Le roman de Roth est devenu le prototype d’un style du roman juif mais qui reprend toute une tradition romanesque plus large : l’histoire d’un homme simple et de sa famille et qui va se sentir accablé par les épreuves jusqu’à ce que fidélité à Dieu soit mise à l’épreuve. Cette version reprise et «modernisée » du « livre de Job » se passe en deux temps. D’abord dans la Russie tsariste au début du XXème siècle. Roth fait plonger dans la communauté juive d’une petite ville où elle côtoie paysans et soldats. La communauté est soudée autour du rituel, de la récitation des prières, de la préparation des grandes fêtes au sein de la nature russe.

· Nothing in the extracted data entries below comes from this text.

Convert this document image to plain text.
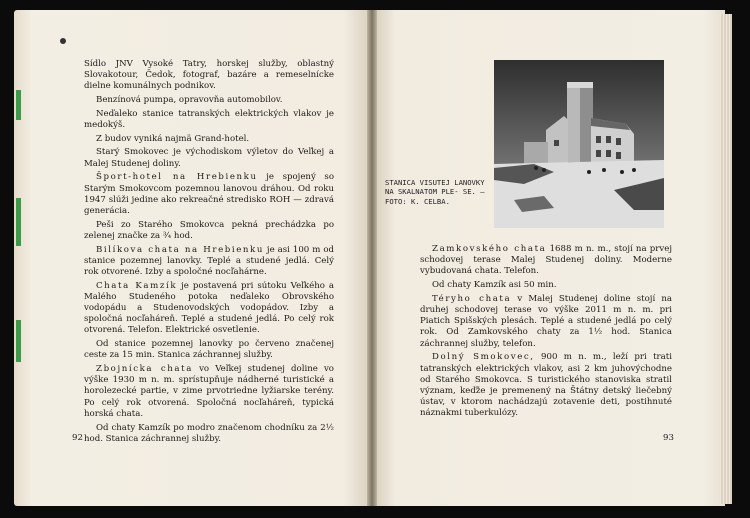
Sídlo JNV Vysoké Tatry, horskej služby, oblastný Slovakotour, Čedok, fotograf, bazáre a remeselnícke dielne komunálnych podnikov.

Benzínová pumpa, opravovňa automobilov.

Neďaleko stanice tatranských elektrických vlakov je medokýš.

Z budov vyniká najmä Grand-hotel.

Starý Smokovec je východiskom výletov do Veľkej a Malej Studenej doliny.

Šport-hotel na Hrebienku je spojený so Starým Smokovcom pozemnou lanovou dráhou. Od roku 1947 slúži jedine ako rekreačné stredisko ROH — zdravá generácia.

Peši zo Starého Smokovca pekná prechádzka po zelenej značke za ¾ hod.

Bilíkova chata na Hrebienku je asi 100 m od stanice pozemnej lanovky. Teplé a studené jedlá. Celý rok otvorené. Izby a spoločné nocľahárne.

Chata Kamzík je postavená pri sútoku Veľkého a Malého Studeného potoka neďaleko Obrovského vodopádu a Studenovodských vodopádov. Izby a spoločná nocľaháreň. Teplé a studené jedlá. Po celý rok otvorená. Telefon. Elektrické osvetlenie.

Od stanice pozemnej lanovky po červeno značenej ceste za 15 min. Stanica záchrannej služby.

Zbojnícka chata vo Veľkej studenej doline vo výške 1930 m n. m. sprístupňuje nádherné turistické a horolezecké partie, v zime prvotriedne lyžiarske terény. Po celý rok otvorená. Spoločná nocľaháreň, typická horská chata.

Od chaty Kamzík po modro značenom chodníku za 2½ hod. Stanica záchrannej služby.

92
STANICA VISUTEJ LANOVKY NA SKALNATOM PLE- SE. — FOTO: K. CELBA.

Zamkovského chata 1688 m n. m., stojí na prvej schodovej terase Malej Studenej doliny. Moderne vybudovaná chata. Telefon.

Od chaty Kamzík asi 50 min.

Téryho chata v Malej Studenej doline stojí na druhej schodovej terase vo výške 2011 m n. m. pri Piatich Spišských plesách. Teplé a studené jedlá po celý rok. Od Zamkovského chaty za 1½ hod. Stanica záchrannej služby, telefon.

Dolný Smokovec, 900 m n. m., leží pri trati tatranských elektrických vlakov, asi 2 km juhovýchodne od Starého Smokovca. S turistického stanoviska stratil význam, keďže je premenený na Štátny detský liečebný ústav, v ktorom nachádzajú zotavenie deti, postihnuté náznakmi tuberkulózy.

93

Mais la seconde partie du livre se déroule à New York après le départ d’une partie de la famille là où, à son arrivée, elle voit la statue de la liberté. Pour autant, la vie et l’intégration de ces juifs déracinés dans le nouveau monde n’ont rien d’une sinécure. Dans cette partie, le livre rappelle L’Amérique de Kafka et annonce les dictions de Singer (c’est d’ailleurs le nom du héros du livre) et éros de l’ autre » Roth : Philip.

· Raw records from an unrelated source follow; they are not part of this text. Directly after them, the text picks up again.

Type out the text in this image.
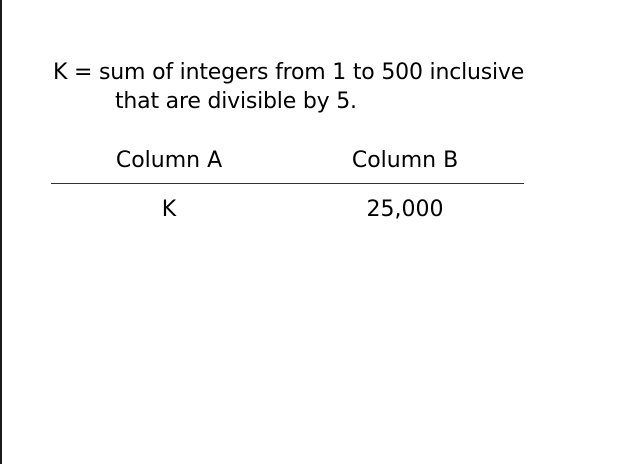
K = sum of integers from 1 to 500 inclusive
that are divisible by 5.
Column A	Column B
K	25,000
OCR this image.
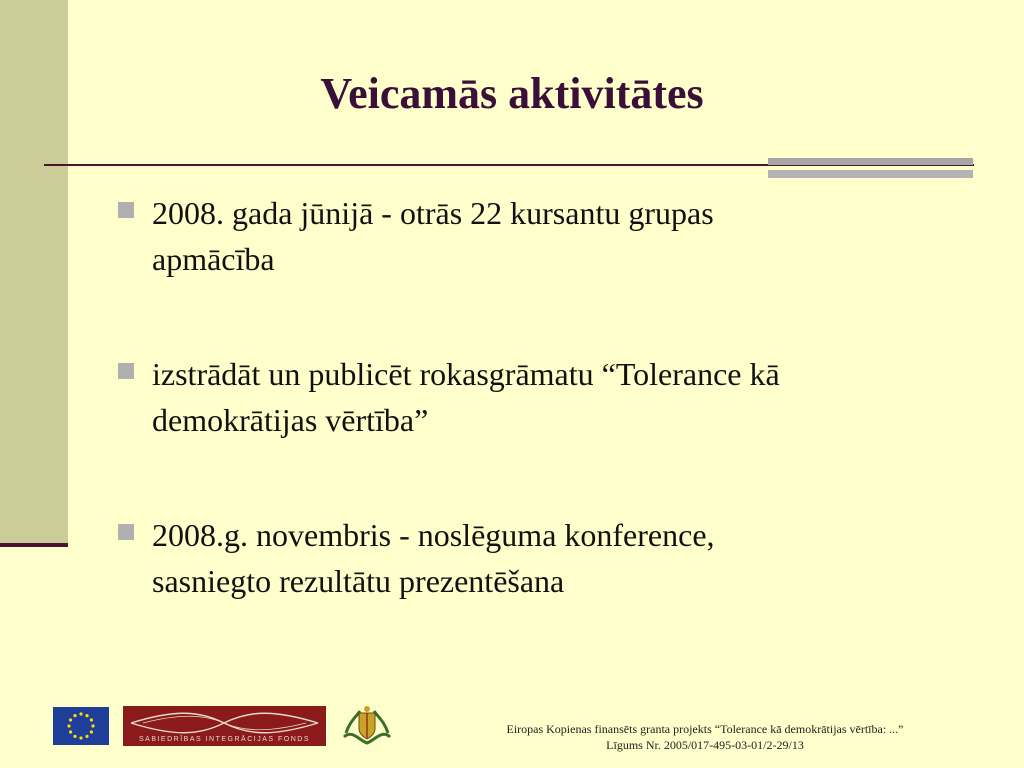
Veicamās aktivitātes
2008. gada jūnijā - otrās 22 kursantu grupas
apmācība
izstrādāt un publicēt rokasgrāmatu “Tolerance kā
demokrātijas vērtība”
2008.g. novembris - noslēguma konference,
sasniegto rezultātu prezentēšana
SABIEDRĪBAS INTEGRĀCIJAS FONDS
Eiropas Kopienas finansēts granta projekts “Tolerance kā demokrātijas vērtība: ...”
Līgums Nr. 2005/017-495-03-01/2-29/13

La prose de Joseph Roth reste néanmoins très spécifique. Elle possède quelque chose de lancinant que l’auteur définit comme « mélodique ». S’y retrouve le côté récitatif des psaumes et des récits bibliques psalmodiés pendant lors des fêtes juives. De l’ensemble — et à l’inverse de chez Kafka et Philip Roth — se dégage un charme empreint de nostalgie et souvent de détresse et de tristesse.
Le charme du livre tient néanmoins et tout autant à son avancée dramatique. Le héros (Mendel) jouxte parfois la folie et semble sur le point de tout brûler avant que le roman se termine en un apaisement. Auparavant, le héros aura porté la culpabilité de l’abandon du plus jeune fils épileptique dont viendra néanmoins le salut.
Cette nouvelle traduction rend au texte toute sa force de sobriété et son rythme le plus proche possible de la version originale allemande. Une telle fiction place l’auteur parmi les plus importants romanciers du XXème siècle.
A le lire ou relire, il ne cesse d’étonner par sa force narrative et ses traversées.
jean-paul gavard-perret
Joseph Roth, Job, roman d’un homme simple, traduction de Jean-Pierre Boyer & Silke Hass, Editions Héros-Limite, coll. Feuilles d’herbe, Genève, 2018, 224 p. — 13,00 €.